Justice Chowdhary dissected the evidence, faulting the Reference Court for sidelining credible sales and testimony. Drawing from Supreme Court lore, he championed the comparable sales method as gold standard under Section 23—proximity in time, location, and features trumps speculation.

  • Viluben Jhalejar Contractor v. State of Gujarat (2005) 4 SCC 789: Market value mirrors willing buyer-seller deals; adjust for positives/negatives.
  • Major General Kapil Mehra v. Union of India (2014) AIR SC 6086: Factor geography, use, road proximity, nearby sales.
  • Karnataka Urban Water Supply v. K.S. Gangadharappa (2009) 11 SCC 164: Sales must be timely, bona fide, adjacent, similarly advantaged.

Averaging the two deeds' rates yielded ₹4.66 lakh, rounded to ₹4.67 lakh—eschewing outliers, honoring municipal limits and commercial perks. Distance? "Immaterial... in the face of commercial value," the Court quipped, echoing LiveLaw's spotlight on road access and development.

Key Observations

"Ultimately, it is in the interest of justice for the land losers to be awarded fair compensation. All attempts should be taken to award fair compensation to the extent possible on the basis of their accessibility to different kinds of roads, locational advantages, etc." (Para 21)

"The comparable sales method ... furnishes the evidence for determination of the market value... at which the willing purchaser would pay for acquired land." (Para 20)

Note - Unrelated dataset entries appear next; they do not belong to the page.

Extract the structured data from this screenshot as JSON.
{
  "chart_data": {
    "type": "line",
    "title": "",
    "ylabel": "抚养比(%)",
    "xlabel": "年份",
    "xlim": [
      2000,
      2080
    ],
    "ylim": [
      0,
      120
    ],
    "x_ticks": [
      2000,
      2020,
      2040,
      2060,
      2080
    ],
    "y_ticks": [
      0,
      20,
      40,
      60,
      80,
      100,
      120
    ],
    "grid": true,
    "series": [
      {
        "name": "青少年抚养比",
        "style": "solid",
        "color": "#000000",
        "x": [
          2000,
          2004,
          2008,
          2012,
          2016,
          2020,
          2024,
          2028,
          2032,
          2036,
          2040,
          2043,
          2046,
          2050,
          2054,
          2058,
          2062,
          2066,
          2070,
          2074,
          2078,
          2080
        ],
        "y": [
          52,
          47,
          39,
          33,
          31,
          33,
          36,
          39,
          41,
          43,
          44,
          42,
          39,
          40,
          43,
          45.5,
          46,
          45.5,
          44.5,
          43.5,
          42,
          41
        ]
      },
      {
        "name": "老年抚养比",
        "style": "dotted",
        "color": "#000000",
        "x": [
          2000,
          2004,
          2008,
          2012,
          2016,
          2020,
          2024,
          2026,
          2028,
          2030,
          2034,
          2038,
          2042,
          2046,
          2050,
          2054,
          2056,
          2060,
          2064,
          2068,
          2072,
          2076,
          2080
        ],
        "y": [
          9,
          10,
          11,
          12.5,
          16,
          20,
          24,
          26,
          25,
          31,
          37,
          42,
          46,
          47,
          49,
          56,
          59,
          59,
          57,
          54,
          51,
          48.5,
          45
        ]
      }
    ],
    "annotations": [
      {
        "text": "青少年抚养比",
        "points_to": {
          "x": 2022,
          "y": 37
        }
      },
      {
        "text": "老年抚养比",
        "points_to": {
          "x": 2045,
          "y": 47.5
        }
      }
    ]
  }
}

"Distance from a district headquarters... does not make any difference... particularly, in the face of the commercial value of the place where it had been acquired." (Para 22)

"Market value is ordinarily the price the property may fetch in the open market if sold by a willing seller unaffected by the special needs of a particular purchase." (Quoting Viluben, Para 17)

Victory for Land Losers: Enhanced Payout with Interest

The appeal succeeded: Reference Court findings on market value overturned. Landowners get ₹4,67,000 per kanal, adjusted for prior payments, plus 15% Jabrana and 6% simple interest from possession date. This sets a precedent for realistic valuations in J&K acquisitions—prioritizing evidence over mechanical cuts—potentially easing payouts for future public projects while balancing state needs. A win underscoring acquisition law's equity core.